Basketball convert Olivia Levicki's study of ruck work will not end soon with the return of Liz McGrath to the medical rooms. Recovered from a hamstring strain, McGrath was back in the hands of the trainers after suffering an ankle sprain during a ruck contest at training on Tuesday night.
"We like to think of ourselves as a contested team. I am slightly disappointed we are not the No. 1 tackling team in the competition any more."
Port Adelaide senior coach Lauren Arnell
OPPO WATCH
HAWTHORN appears to have followed Port Adelaide's path of heavily investing in youth to chase, as is said, "sustained success".
The program is led by one of the most thoughtful and motivational coaches in the game, the mentor of the first AFLW premiership - Bec Goddard. She also is the master promoter of the code and her team's games.
Goddard today is proud of the spirit that is growing within her new group.
"They are such a resilient young group of players," Goddard says. "(They deserve credit for) their desire and their fight to win."
Hawthorn has found its way to attack - and to the scoreboard - with greater efficiency in the past two games scoring five goals against Sydney and six against West Coast.
Hawthorn's midfield has an emerging star - another teenager giving the AFLW a promising vision of the next generation of female Australian footballers: 17-year-old Jasmine Fleming.

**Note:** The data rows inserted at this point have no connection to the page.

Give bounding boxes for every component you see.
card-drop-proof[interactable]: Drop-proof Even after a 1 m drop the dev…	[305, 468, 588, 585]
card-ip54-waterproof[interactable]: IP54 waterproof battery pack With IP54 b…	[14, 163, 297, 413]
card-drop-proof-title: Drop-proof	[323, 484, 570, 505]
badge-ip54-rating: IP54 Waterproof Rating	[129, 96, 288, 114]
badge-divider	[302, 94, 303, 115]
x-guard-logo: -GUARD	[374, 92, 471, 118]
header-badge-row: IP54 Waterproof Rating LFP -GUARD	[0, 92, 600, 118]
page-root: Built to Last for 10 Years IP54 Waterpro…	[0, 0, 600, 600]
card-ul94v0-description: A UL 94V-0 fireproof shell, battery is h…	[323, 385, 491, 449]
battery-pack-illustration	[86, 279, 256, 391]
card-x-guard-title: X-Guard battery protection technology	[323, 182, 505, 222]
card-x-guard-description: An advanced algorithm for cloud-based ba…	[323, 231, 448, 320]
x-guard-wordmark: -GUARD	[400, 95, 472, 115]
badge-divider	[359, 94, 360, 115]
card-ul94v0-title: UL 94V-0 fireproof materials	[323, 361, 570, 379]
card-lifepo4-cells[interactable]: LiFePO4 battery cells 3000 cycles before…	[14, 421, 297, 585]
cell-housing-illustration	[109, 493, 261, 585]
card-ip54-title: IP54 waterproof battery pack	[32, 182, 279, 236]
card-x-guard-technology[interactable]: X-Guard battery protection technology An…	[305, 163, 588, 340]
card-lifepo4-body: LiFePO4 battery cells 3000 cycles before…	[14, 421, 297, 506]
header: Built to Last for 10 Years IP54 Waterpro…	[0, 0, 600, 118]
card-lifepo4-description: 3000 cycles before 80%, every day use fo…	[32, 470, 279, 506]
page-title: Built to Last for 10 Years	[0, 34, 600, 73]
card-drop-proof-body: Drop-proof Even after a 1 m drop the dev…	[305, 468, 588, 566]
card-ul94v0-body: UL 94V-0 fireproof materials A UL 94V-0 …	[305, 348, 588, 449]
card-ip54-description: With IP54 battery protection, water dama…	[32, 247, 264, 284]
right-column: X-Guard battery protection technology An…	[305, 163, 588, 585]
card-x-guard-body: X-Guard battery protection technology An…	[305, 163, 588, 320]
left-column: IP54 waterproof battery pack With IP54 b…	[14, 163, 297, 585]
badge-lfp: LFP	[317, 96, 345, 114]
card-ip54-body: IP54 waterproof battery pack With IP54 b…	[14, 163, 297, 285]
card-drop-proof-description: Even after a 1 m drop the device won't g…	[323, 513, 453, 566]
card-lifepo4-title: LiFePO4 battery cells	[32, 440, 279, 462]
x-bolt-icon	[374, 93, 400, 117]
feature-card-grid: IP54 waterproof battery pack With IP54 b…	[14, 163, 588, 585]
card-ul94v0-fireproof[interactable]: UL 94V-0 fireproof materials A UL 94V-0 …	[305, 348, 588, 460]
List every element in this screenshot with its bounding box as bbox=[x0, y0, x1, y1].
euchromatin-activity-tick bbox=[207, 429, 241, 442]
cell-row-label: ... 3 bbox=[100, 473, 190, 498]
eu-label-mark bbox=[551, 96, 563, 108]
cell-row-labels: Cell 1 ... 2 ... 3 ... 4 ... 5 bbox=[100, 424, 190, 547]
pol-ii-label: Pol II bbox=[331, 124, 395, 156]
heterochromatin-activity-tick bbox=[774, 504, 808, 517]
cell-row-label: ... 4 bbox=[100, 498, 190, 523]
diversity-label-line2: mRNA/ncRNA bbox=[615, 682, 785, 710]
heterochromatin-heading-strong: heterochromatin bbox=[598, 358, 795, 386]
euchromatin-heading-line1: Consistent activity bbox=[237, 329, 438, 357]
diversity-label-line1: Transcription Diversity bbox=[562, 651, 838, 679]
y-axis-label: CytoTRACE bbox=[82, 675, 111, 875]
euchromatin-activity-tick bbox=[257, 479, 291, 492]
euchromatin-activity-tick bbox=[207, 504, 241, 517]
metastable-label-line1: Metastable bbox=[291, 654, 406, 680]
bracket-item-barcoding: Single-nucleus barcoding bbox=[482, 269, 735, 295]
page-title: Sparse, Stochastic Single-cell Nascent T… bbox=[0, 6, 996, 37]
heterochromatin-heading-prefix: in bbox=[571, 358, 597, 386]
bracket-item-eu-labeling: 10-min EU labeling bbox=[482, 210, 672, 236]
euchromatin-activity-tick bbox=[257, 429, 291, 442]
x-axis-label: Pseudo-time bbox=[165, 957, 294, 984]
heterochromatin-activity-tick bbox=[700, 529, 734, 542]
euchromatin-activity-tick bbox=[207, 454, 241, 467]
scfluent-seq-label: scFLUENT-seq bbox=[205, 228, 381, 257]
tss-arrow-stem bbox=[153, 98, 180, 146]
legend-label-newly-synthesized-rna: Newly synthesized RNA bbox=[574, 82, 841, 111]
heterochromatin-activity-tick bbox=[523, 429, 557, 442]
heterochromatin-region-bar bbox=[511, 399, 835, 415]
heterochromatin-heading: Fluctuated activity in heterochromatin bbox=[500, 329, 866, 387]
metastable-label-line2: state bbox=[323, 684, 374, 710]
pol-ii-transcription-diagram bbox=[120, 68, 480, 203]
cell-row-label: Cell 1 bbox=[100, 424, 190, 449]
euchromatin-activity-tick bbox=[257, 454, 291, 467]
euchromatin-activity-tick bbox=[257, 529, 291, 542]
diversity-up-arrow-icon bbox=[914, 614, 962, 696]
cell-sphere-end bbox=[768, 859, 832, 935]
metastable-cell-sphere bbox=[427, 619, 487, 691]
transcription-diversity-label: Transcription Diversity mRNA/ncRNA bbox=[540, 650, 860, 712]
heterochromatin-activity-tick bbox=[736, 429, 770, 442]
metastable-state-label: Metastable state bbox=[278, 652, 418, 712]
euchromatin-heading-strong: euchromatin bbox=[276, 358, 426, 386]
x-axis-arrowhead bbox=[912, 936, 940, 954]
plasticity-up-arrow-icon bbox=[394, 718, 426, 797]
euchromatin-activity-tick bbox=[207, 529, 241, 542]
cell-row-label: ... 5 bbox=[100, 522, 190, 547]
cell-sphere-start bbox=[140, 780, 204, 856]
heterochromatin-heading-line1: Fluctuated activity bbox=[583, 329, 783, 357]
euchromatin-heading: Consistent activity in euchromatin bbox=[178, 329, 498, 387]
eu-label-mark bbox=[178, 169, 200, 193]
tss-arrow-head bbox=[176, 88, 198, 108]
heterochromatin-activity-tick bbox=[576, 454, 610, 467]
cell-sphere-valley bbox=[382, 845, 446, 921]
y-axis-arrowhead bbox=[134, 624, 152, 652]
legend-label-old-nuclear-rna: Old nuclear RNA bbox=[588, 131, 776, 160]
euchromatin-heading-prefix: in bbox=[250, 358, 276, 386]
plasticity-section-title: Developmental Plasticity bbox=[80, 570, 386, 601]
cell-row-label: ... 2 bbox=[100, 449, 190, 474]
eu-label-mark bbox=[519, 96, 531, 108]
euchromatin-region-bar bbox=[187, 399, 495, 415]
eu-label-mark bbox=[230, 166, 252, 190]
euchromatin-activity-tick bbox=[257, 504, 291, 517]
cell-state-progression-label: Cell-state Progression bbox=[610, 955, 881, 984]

"She just runs the full length of the ground and she is one hell of a player," says Goddard. "She is going to be an absolute superstar of the competition."
Hawthorn plays its home games at Frankston Park, 41 kilometres south-east of Melbourne along the Nepean Highway and well exposed to the winds that come off Port Phillip Bay. Knowing local conditions was critical to Hawthorn's win against West Coast last week, even after losing the toss.

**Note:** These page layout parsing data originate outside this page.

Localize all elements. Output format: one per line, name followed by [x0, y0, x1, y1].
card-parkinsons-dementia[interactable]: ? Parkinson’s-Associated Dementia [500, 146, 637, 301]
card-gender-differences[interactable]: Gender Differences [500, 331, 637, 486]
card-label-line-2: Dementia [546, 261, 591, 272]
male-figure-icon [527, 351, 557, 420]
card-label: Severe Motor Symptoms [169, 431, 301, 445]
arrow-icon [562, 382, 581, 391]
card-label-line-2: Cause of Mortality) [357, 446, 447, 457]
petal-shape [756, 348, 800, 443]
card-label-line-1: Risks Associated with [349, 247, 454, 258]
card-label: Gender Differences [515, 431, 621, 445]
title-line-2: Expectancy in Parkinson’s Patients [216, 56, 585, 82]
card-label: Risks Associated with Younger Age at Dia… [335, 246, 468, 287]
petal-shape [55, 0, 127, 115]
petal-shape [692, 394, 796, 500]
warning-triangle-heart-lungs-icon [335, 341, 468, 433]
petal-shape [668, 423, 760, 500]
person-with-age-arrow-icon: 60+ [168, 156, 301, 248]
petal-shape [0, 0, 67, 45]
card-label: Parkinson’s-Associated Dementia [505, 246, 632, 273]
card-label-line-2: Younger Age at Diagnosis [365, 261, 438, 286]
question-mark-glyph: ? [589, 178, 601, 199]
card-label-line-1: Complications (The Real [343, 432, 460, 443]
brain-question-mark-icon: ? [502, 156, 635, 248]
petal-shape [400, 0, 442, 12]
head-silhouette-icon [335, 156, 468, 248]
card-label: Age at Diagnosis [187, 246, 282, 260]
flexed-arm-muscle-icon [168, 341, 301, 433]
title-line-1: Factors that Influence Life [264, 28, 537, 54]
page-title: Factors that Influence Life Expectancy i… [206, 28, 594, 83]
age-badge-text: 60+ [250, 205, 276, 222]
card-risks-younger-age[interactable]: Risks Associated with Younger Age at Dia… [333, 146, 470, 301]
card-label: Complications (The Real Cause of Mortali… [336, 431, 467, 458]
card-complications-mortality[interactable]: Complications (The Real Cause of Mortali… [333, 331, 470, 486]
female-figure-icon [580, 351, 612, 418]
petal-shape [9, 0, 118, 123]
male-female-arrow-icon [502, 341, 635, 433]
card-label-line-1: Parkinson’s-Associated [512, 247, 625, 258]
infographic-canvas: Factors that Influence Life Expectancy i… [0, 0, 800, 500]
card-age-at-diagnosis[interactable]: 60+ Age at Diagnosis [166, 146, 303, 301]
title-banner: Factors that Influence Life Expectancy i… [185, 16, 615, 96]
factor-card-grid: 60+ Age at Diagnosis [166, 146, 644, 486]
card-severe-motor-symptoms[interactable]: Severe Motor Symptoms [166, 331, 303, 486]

“We felt like we didn’t deviate from our plan even when West Coast won the toss; we knew they were going to score but we stayed calm and got on with it,” says Goddard of the calmness in her coaching box and the faith of her players when they were compelled to hold off Plan A for a quarter.
QUOTE OF THE WEEK
"It is outstanding ... I don't have a bad word to say. It is so outstanding ... the coaches, the players, the facilities, everything is just incredible."
Port Adelaide defender Ebony O'Dea - who has experienced the AFLW at Greater Western Sydney and Collingwood - on the women's program at Alberton.
BIRD SEED
(little stuff that means most)
HAWTHORN v PORT ADELAIDE
When: Saturday, October 8, 2022
Time: 6.40pm SA time
Where: Frankston
First meeting of the teams
On the ladder - Port Adelaide 1-1-4, ranked 16th. Hawthorn, 2-4, ranked 15th.

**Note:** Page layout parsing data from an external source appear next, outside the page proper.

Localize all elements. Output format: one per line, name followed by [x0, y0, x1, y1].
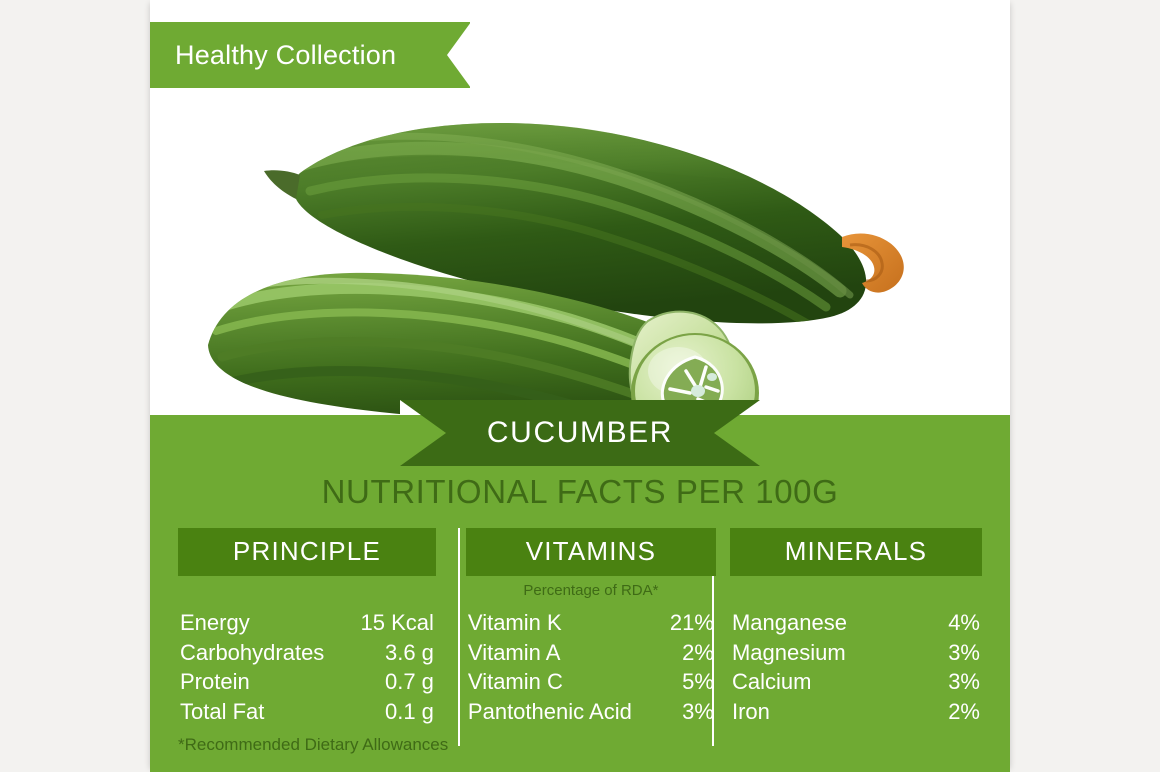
row-value: 0.1 g	[385, 697, 436, 727]
row-label: Energy	[178, 608, 250, 638]
table-row: Carbohydrates 3.6 g	[178, 638, 436, 668]
table-row: Vitamin A 2%	[466, 638, 716, 668]
row-value: 2%	[948, 697, 982, 727]
row-value: 15 Kcal	[361, 608, 436, 638]
row-value: 3%	[948, 667, 982, 697]
row-value: 3%	[682, 697, 716, 727]
row-label: Carbohydrates	[178, 638, 324, 668]
row-label: Vitamin K	[466, 608, 562, 638]
rda-footnote: *Recommended Dietary Allowances	[178, 735, 448, 755]
row-value: 2%	[682, 638, 716, 668]
cucumber-illustration	[150, 95, 1010, 415]
product-title-ribbon: CUCUMBER	[400, 400, 760, 466]
table-row: Calcium 3%	[730, 667, 982, 697]
healthy-collection-label: Healthy Collection	[175, 40, 396, 71]
row-value: 3%	[948, 638, 982, 668]
row-label: Pantothenic Acid	[466, 697, 632, 727]
row-value: 21%	[670, 608, 716, 638]
row-label: Magnesium	[730, 638, 846, 668]
row-value: 3.6 g	[385, 638, 436, 668]
row-label: Calcium	[730, 667, 811, 697]
infographic-page: Healthy Collection	[0, 0, 1160, 772]
row-label: Manganese	[730, 608, 847, 638]
row-value: 0.7 g	[385, 667, 436, 697]
infographic-card: Healthy Collection	[150, 0, 1010, 772]
product-title-label: CUCUMBER	[400, 400, 760, 466]
rows-vitamins: Vitamin K 21% Vitamin A 2% Vitamin C 5%	[466, 608, 716, 726]
column-header-principle: PRINCIPLE	[178, 528, 436, 576]
row-value: 4%	[948, 608, 982, 638]
row-label: Total Fat	[178, 697, 264, 727]
row-label: Vitamin C	[466, 667, 563, 697]
row-label: Iron	[730, 697, 770, 727]
facts-columns: PRINCIPLE Energy 15 Kcal Carbohydrates 3…	[178, 528, 982, 726]
table-row: Pantothenic Acid 3%	[466, 697, 716, 727]
column-vitamins: VITAMINS Percentage of RDA* Vitamin K 21…	[466, 528, 716, 726]
rows-principle: Energy 15 Kcal Carbohydrates 3.6 g Prote…	[178, 608, 436, 726]
table-row: Energy 15 Kcal	[178, 608, 436, 638]
table-row: Manganese 4%	[730, 608, 982, 638]
healthy-collection-badge: Healthy Collection	[150, 22, 470, 88]
column-minerals: MINERALS Manganese 4% Magnesium 3% Calci…	[730, 528, 982, 726]
table-row: Magnesium 3%	[730, 638, 982, 668]
table-row: Vitamin C 5%	[466, 667, 716, 697]
table-row: Iron 2%	[730, 697, 982, 727]
nutrition-facts-panel: NUTRITIONAL FACTS PER 100G PRINCIPLE Ene…	[150, 415, 1010, 772]
table-row: Protein 0.7 g	[178, 667, 436, 697]
row-label: Protein	[178, 667, 250, 697]
row-value: 5%	[682, 667, 716, 697]
table-row: Total Fat 0.1 g	[178, 697, 436, 727]
rows-minerals: Manganese 4% Magnesium 3% Calcium 3% I	[730, 608, 982, 726]
column-header-minerals: MINERALS	[730, 528, 982, 576]
table-row: Vitamin K 21%	[466, 608, 716, 638]
facts-heading: NUTRITIONAL FACTS PER 100G	[150, 473, 1010, 511]
column-principle: PRINCIPLE Energy 15 Kcal Carbohydrates 3…	[178, 528, 436, 726]
column-header-vitamins: VITAMINS	[466, 528, 716, 576]
column-subtitle-vitamins: Percentage of RDA*	[466, 576, 716, 601]
row-label: Vitamin A	[466, 638, 561, 668]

HAWTHORN entered the AFLW as one of the four new teams - with Port Adelaide, Essendon and Sydney - for Season 7 this year.
When the AFL opened bids for AFLW licences, Hawthorn abstained from seeking a place in the national women's league. There was a submission made after Season 1, but the licence was not confirmed until August 12, 2021.
Before the entry to the AFLW was confirmed, Hawthorn notably appointed the AFLW's first premiership coach Bec Goddard.
Last weekend: Port Adelaide suffered its biggest defeat - 60 points - and was without a goal for the first time while leaving AFLW Showdown I with a very clear image on how much ground needs to be made up on a foundation team such as Adelaide. Hawthorn made it two wins in a row with a three-point victory against West Coast at Frankston.
Form lines - Port Adelaide, LLDWLL (losing to West Coast by 12 points, losing to the Western Bulldogs by 19 points, tie with Carlton, beating Sydney by 66 points, losing to Gold Coast by 14 points on the road and falling to Adelaide by 60 points in the first AFLW Showdown); Hawthorn, LLLLWW (losing the grudge match with fellow expansion team Essendon by 26 points, losing to St Kilda by 53 points, losing to Richmond by 35 points, losing to the Western Bulldogs by 30 points, scoring first win by beating Sydney by four points and following up with a three-point win against West Coast at the weekend).